相关 《Postgresql源码(61)查询执行——最外层Portal模块》 《Postgresql源码(62)查询执行——子模块ProcessUtility》 《Postgresql源码(63)查询执行——子模块Executor(1)》
1 查询执行整体
入口:portal子模块(下图蓝色) 处理DML的Executor子模块(下图绿色) 处理DDL的ProcessUtility子模块(下图橙色)
2 分析案例
drop table course;drop table teacher;drop table teach_course;
create table course(no serial, name varchar, credit int,primary key(no));
insert into course(name, credit) values('Natural', 50);
insert into course(name, credit) values('Math', 30);
insert into course(name, credit) values('Database System', 20);
create table teacher(no serial, name varchar, sex char(1), age int);
insert into teacher(name, sex, age) values('Jack', 'm', 33);
insert into teacher(name, sex, age) values('Jennifer', 'f', 30);
create table teach_course(tno int, cno int, stu_num int);
insert into teach_course(tno, cno, stu_num) values(1, 2, 60);
insert into teach_course(tno, cno, stu_num) values(2, 3, 50);
select t.name, c.name, stu_num
from course as c, teach_course as tc, teacher as t
where c.no = tc.cno and tc.tno = t.no and c.name = 'Database System' and t.name = 'Jennifer';
explain select t.name, c.name, stu_num
from course as c, teach_course as tc, teacher as t
where c.no = tc.cno and tc.tno = t.no and c.name = 'Database System' and t.name = 'Jennifer';
Nested Loop (cost=24.10..74.58 rows=1 width=68)

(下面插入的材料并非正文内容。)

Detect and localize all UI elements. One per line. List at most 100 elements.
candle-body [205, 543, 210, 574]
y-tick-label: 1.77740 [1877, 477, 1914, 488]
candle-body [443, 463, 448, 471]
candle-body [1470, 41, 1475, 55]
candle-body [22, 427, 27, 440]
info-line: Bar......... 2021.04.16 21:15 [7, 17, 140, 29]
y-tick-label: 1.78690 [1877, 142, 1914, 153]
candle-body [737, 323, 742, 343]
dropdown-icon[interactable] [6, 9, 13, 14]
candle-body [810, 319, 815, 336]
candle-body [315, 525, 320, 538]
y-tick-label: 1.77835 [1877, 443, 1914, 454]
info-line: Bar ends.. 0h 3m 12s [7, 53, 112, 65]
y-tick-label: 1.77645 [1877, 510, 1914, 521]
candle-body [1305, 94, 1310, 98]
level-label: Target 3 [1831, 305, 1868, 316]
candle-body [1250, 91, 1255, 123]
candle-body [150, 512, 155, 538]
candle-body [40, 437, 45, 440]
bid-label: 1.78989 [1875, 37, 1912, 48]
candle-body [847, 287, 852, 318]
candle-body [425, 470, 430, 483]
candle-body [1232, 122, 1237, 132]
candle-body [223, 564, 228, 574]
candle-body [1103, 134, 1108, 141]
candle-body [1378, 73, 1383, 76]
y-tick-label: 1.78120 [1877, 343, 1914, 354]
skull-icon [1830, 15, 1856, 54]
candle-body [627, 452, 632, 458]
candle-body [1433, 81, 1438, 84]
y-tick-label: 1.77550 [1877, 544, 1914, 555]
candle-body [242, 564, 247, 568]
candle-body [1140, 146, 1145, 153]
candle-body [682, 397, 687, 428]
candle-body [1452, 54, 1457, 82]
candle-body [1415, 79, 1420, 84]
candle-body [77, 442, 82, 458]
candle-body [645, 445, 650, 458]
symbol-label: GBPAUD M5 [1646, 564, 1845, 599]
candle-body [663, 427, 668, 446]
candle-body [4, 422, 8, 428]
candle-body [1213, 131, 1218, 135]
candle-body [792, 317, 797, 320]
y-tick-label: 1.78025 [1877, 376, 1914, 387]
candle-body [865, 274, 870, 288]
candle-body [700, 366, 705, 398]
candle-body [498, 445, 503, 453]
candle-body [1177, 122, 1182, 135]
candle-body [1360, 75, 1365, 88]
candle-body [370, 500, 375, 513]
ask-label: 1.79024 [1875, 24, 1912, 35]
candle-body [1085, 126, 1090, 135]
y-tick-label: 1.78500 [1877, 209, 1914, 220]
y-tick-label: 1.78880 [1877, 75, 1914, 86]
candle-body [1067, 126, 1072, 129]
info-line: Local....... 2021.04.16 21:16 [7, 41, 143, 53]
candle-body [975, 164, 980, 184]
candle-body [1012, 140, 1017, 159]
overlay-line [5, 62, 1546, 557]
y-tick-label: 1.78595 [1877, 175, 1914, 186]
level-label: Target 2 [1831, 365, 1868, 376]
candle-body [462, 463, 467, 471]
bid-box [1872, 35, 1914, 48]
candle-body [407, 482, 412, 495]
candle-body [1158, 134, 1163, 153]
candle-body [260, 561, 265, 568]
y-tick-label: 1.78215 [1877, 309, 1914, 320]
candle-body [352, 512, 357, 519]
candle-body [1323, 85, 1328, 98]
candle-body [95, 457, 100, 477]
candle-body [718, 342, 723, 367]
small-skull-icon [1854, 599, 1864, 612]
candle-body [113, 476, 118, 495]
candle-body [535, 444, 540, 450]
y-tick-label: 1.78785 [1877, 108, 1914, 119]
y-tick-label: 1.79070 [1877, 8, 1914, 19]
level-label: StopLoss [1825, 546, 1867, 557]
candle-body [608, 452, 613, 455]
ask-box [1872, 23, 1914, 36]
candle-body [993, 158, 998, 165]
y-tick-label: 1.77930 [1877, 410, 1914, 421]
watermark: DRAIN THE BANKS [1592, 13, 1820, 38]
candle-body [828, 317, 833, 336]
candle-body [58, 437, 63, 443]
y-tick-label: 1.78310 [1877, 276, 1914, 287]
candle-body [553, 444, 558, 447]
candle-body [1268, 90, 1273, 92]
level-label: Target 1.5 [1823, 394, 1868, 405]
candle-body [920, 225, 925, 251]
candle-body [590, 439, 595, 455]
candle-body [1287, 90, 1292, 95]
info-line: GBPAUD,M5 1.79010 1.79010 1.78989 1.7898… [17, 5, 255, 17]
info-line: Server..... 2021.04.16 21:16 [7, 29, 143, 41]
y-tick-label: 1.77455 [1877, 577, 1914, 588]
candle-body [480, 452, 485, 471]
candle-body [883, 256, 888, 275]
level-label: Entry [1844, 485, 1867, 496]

-> Hash Join (cost=23.95..62.61 rows=61 width=40)
Hash Cond: (tc.tno = t.no)
-> Seq Scan on teach_course tc (cost=0.00..30.40 rows=2040 width=12)
-> Hash (cost=23.88..23.88 rows=6 width=36)
-> Seq Scan on teacher t (cost=0.00..23.88 rows=6 width=36)
Filter: ((name)::text = 'Jennifer'::text)
-> Index Scan using course_pkey on course c (cost=0.15..0.20 rows=1 width=36)
Index Cond: (no = tc.cno)
Filter: ((name)::text = 'Database System'::text)
3 Portal驱动Executor
- ExecutorStart:初始化,构造运行状态存储结构estate
- ExecutorRun:执行,调用ExecInitNode(函数)、ExecProcNode(函数指针)、ExecEndNode(函数)
- ExecutorEnd:清理
4 Executor驱动ExecProcNode
Nested Loop (cost=24.10..74.58 rows=1 width=68)
-> Hash Join (cost=23.95..62.61 rows=61 width=40)
Hash Cond: (tc.tno = t.no)
-> Seq Scan on teach_course tc (cost=0.00..30.40 rows=2040 width=12)
-> Hash (cost=23.88..23.88 rows=6 width=36)
-> Seq Scan on teacher t (cost=0.00..23.88 rows=6 width=36)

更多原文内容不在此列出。